The rockets were found in a patch of green across a six-lane road from parliament and main government buildings.
"We have recovered two rockets along with launchers," a police official said, speaking on condition of anonymity. "The rockets have been defused."
An intelligence official said the rockets were attached to wires and mobile phones and were pointed towards the main government buildings.
Just behind the parliament are the official residences of the president and prime minister.
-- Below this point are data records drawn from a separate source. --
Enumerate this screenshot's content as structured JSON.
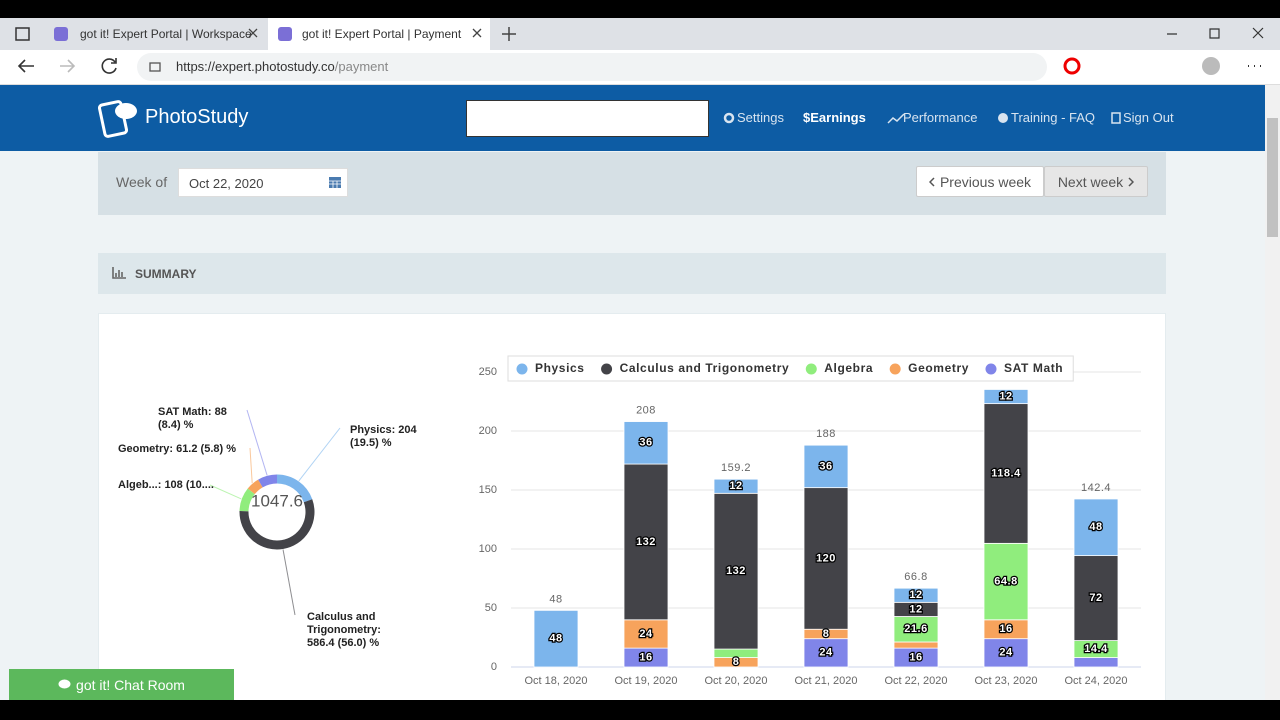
{
  "browser": {
    "tabs": [
      "got it! Expert Portal | Workspace",
      "got it! Expert Portal | Payment"
    ],
    "url_host": "https://expert.photostudy.co",
    "url_path": "/payment"
  },
  "nav": {
    "brand": "PhotoStudy",
    "links": [
      "Settings",
      "$Earnings",
      "Performance",
      "Training - FAQ",
      "Sign Out"
    ]
  },
  "week": {
    "label": "Week of",
    "date": "Oct 22, 2020",
    "previous": "Previous week",
    "next": "Next week"
  },
  "summary": {
    "title": "SUMMARY"
  },
  "chat": "got it! Chat Room",
  "chart_data": [
    {
      "type": "donut",
      "categories": [
        "Physics",
        "Calculus and Trigonometry",
        "Algebra",
        "Geometry",
        "SAT Math"
      ],
      "values": [
        204,
        586.4,
        108,
        61.2,
        88
      ],
      "colors": [
        "#7cb5ec",
        "#434348",
        "#90ed7d",
        "#f7a35c",
        "#8085e9"
      ],
      "labels": [
        "Physics: 204 (19.5) %",
        "Calculus and Trigonometry: 586.4 (56.0) %",
        "Algeb...: 108 (10....",
        "Geometry: 61.2 (5.8) %",
        "SAT Math: 88 (8.4) %"
      ],
      "total": 1047.6
    },
    {
      "type": "bar",
      "stacked": true,
      "categories": [
        "Oct 18, 2020",
        "Oct 19, 2020",
        "Oct 20, 2020",
        "Oct 21, 2020",
        "Oct 22, 2020",
        "Oct 23, 2020",
        "Oct 24, 2020"
      ],
      "series": [
        {
          "name": "Physics",
          "color": "#7cb5ec",
          "values": [
            48,
            36,
            12,
            36,
            12,
            12,
            48
          ],
          "value_labels": [
            "48",
            "36",
            "12",
            "36",
            "12",
            "12",
            "48"
          ]
        },
        {
          "name": "Calculus and Trigonometry",
          "color": "#434348",
          "values": [
            0,
            132,
            132,
            120,
            12,
            118.4,
            72
          ],
          "value_labels": [
            null,
            "132",
            "132",
            "120",
            "12",
            "118.4",
            "72"
          ]
        },
        {
          "name": "Algebra",
          "color": "#90ed7d",
          "values": [
            0,
            0,
            7.2,
            0,
            21.6,
            64.8,
            14.4
          ],
          "value_labels": [
            null,
            null,
            null,
            null,
            "21.6",
            "64.8",
            "14.4"
          ]
        },
        {
          "name": "Geometry",
          "color": "#f7a35c",
          "values": [
            0,
            24,
            8,
            8,
            5.2,
            16,
            0
          ],
          "value_labels": [
            null,
            "24",
            "8",
            "8",
            null,
            "16",
            null
          ]
        },
        {
          "name": "SAT Math",
          "color": "#8085e9",
          "values": [
            0,
            16,
            0,
            24,
            16,
            24,
            8
          ],
          "value_labels": [
            null,
            "16",
            null,
            "24",
            "16",
            "24",
            null
          ]
        }
      ],
      "totals": [
        48,
        208,
        159.2,
        188,
        66.8,
        235.2,
        142.4
      ],
      "ylim": [
        0,
        250
      ],
      "yticks": [
        0,
        50,
        100,
        150,
        200,
        250
      ],
      "grid": true,
      "legend": "top"
    }
  ]
}
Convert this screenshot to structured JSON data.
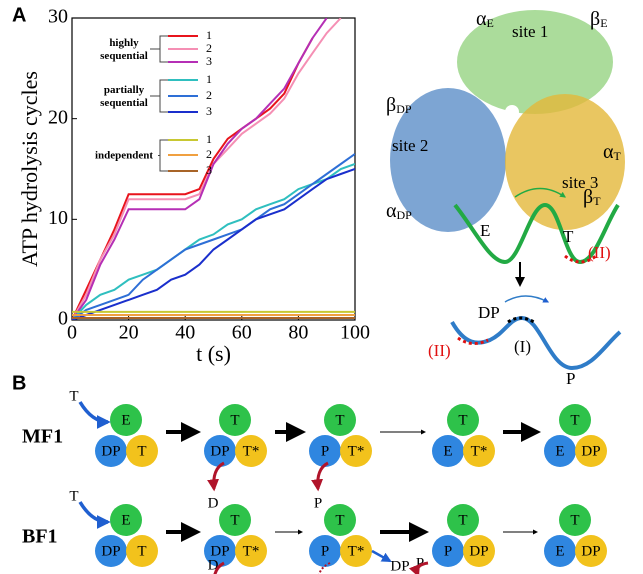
{
  "panel_labels": [
    "A",
    "B"
  ],
  "chart_data": {
    "type": "line",
    "ylabel": "ATP hydrolysis cycles",
    "xlabel": "t (s)",
    "xlim": [
      0,
      100
    ],
    "ylim": [
      0,
      30
    ],
    "xticks": [
      0,
      20,
      40,
      60,
      80,
      100
    ],
    "yticks": [
      0,
      10,
      20,
      30
    ],
    "legend_groups": [
      [
        "highly",
        "sequential"
      ],
      [
        "partially",
        "sequential"
      ],
      [
        "independent"
      ]
    ],
    "x": [
      0,
      5,
      10,
      15,
      20,
      25,
      30,
      35,
      40,
      45,
      50,
      55,
      60,
      65,
      70,
      75,
      80,
      85,
      90,
      95,
      100
    ],
    "series": [
      {
        "name": "1",
        "color": "#e8141c",
        "values": [
          0,
          3,
          6,
          9,
          12.5,
          12.5,
          12.5,
          12.5,
          12.5,
          13,
          16,
          18,
          19,
          20,
          21,
          22.5,
          25.5,
          28,
          null,
          null,
          null
        ]
      },
      {
        "name": "2",
        "color": "#f58fb4",
        "values": [
          0,
          2.5,
          6,
          8.5,
          12,
          12,
          12,
          12,
          12,
          12.5,
          15.5,
          17,
          18.5,
          19.5,
          20.5,
          22,
          24.5,
          26.5,
          28.5,
          30,
          null
        ]
      },
      {
        "name": "3",
        "color": "#b52fb5",
        "values": [
          0,
          2,
          5.5,
          8,
          11,
          11,
          11,
          11,
          11,
          12,
          15.5,
          17.5,
          19,
          20,
          21.5,
          23,
          25.5,
          28,
          30,
          null,
          null
        ]
      },
      {
        "name": "1",
        "color": "#2fbfbf",
        "values": [
          0,
          1.5,
          2.5,
          3,
          4,
          4.5,
          5,
          6,
          7,
          8,
          8.5,
          9.5,
          10,
          11,
          11.5,
          12,
          13,
          13.5,
          14,
          15,
          15.5
        ]
      },
      {
        "name": "2",
        "color": "#2e6fd6",
        "values": [
          0,
          1,
          1.5,
          2,
          2.5,
          4,
          5,
          6,
          7,
          7.5,
          8,
          8.5,
          9,
          10,
          11,
          11.5,
          12.5,
          13.5,
          14.5,
          15.5,
          16.5
        ]
      },
      {
        "name": "3",
        "color": "#1a2fcc",
        "values": [
          0,
          0.5,
          1,
          1.5,
          2,
          2.5,
          3,
          4,
          4.5,
          5.5,
          7,
          8,
          9,
          10,
          10.5,
          11,
          12,
          13,
          14,
          14.5,
          15
        ]
      },
      {
        "name": "1",
        "color": "#c8c832",
        "values": [
          0.8,
          0.8,
          0.8,
          0.8,
          0.8,
          0.8,
          0.8,
          0.8,
          0.8,
          0.8,
          0.8,
          0.8,
          0.8,
          0.8,
          0.8,
          0.8,
          0.8,
          0.8,
          0.8,
          0.8,
          0.8
        ]
      },
      {
        "name": "2",
        "color": "#f0a040",
        "values": [
          0.5,
          0.5,
          0.5,
          0.5,
          0.5,
          0.5,
          0.5,
          0.5,
          0.5,
          0.5,
          0.5,
          0.5,
          0.5,
          0.5,
          0.5,
          0.5,
          0.5,
          0.5,
          0.5,
          0.5,
          0.5
        ]
      },
      {
        "name": "3",
        "color": "#a86428",
        "values": [
          0.2,
          0.2,
          0.2,
          0.2,
          0.2,
          0.2,
          0.2,
          0.2,
          0.2,
          0.2,
          0.2,
          0.2,
          0.2,
          0.2,
          0.2,
          0.2,
          0.2,
          0.2,
          0.2,
          0.2,
          0.2
        ]
      }
    ]
  },
  "structure": {
    "labels": [
      {
        "symbol": "α",
        "sub": "E"
      },
      {
        "symbol": "β",
        "sub": "E"
      },
      {
        "symbol": "β",
        "sub": "DP"
      },
      {
        "symbol": "α",
        "sub": "T"
      },
      {
        "symbol": "α",
        "sub": "DP"
      },
      {
        "symbol": "β",
        "sub": "T"
      }
    ],
    "sites": [
      "site 1",
      "site 2",
      "site 3"
    ]
  },
  "energy": {
    "top": [
      "E",
      "T",
      "(II)"
    ],
    "bottom": [
      "DP",
      "(I)",
      "(II)",
      "P"
    ]
  },
  "scheme": {
    "rows": [
      {
        "label": "MF1",
        "states": [
          [
            "E",
            "DP",
            "T"
          ],
          [
            "T",
            "DP",
            "T*"
          ],
          [
            "T",
            "P",
            "T*"
          ],
          [
            "T",
            "E",
            "T*"
          ],
          [
            "T",
            "E",
            "DP"
          ]
        ],
        "notes": [
          "T",
          "D",
          "P"
        ]
      },
      {
        "label": "BF1",
        "states": [
          [
            "E",
            "DP",
            "T"
          ],
          [
            "T",
            "DP",
            "T*"
          ],
          [
            "T",
            "P",
            "T*"
          ],
          [
            "T",
            "P",
            "DP"
          ],
          [
            "T",
            "E",
            "DP"
          ]
        ],
        "notes": [
          "T",
          "D",
          "DP",
          "P"
        ]
      }
    ]
  }
}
However, it was immediately not clear whether President Pervez Musharraf or Prime Minister Shaukat Aziz were present there.
The parliament is not in session.
Police and the army cordoned off roads leading to parliament house and investigations have started, a senior police official said.
As police recovered rockets, the state-run Pakistan television showed Musharraf appearing in a conference on the reconstruction of northern parts of the country following a devastating earthquake a year ago.
"We have detained a few people for questioning," the senior police official said.
Witnesses saw police taking away in buses scores of labourers working at a nearby construction site.
On Wednesday night a small explosive device exploded in a park near Musharraf's army residence in the garrison town of Rawalpindi, adjoining Islamabad.
Musharraf stays in Rawalapindi and seldom uses the presidential residence in Islamabad.
The military said the blast in the Rawalpindi park was unrelated to Musharraf or his military residence, Army House.
Musharraf, whose cooperation with the United States in its war against terrorism has put him at the top of an Al-Qaeda hit list, survived two assassination attempts in December 2003.
The Pakistani leader returned at the weekend from a three-week overseas trip, during which he launched his memoir "In the Line of Fire" and held talks with President George W Bush.
Musharraf has held onto his role as army chief since coming to power in a bloodless military coup seven years ago, and was snubbed by major democracies round the world until he was propelled to the front of the world stage in 2001 by the September 11 attacks on the United States.
Bush persuaded Musharraf to help a US-led invasion force topple the ruling Taliban in neighbouring Afghanistan for harbouring Al-Qaeda and its leader Osama bin Laden.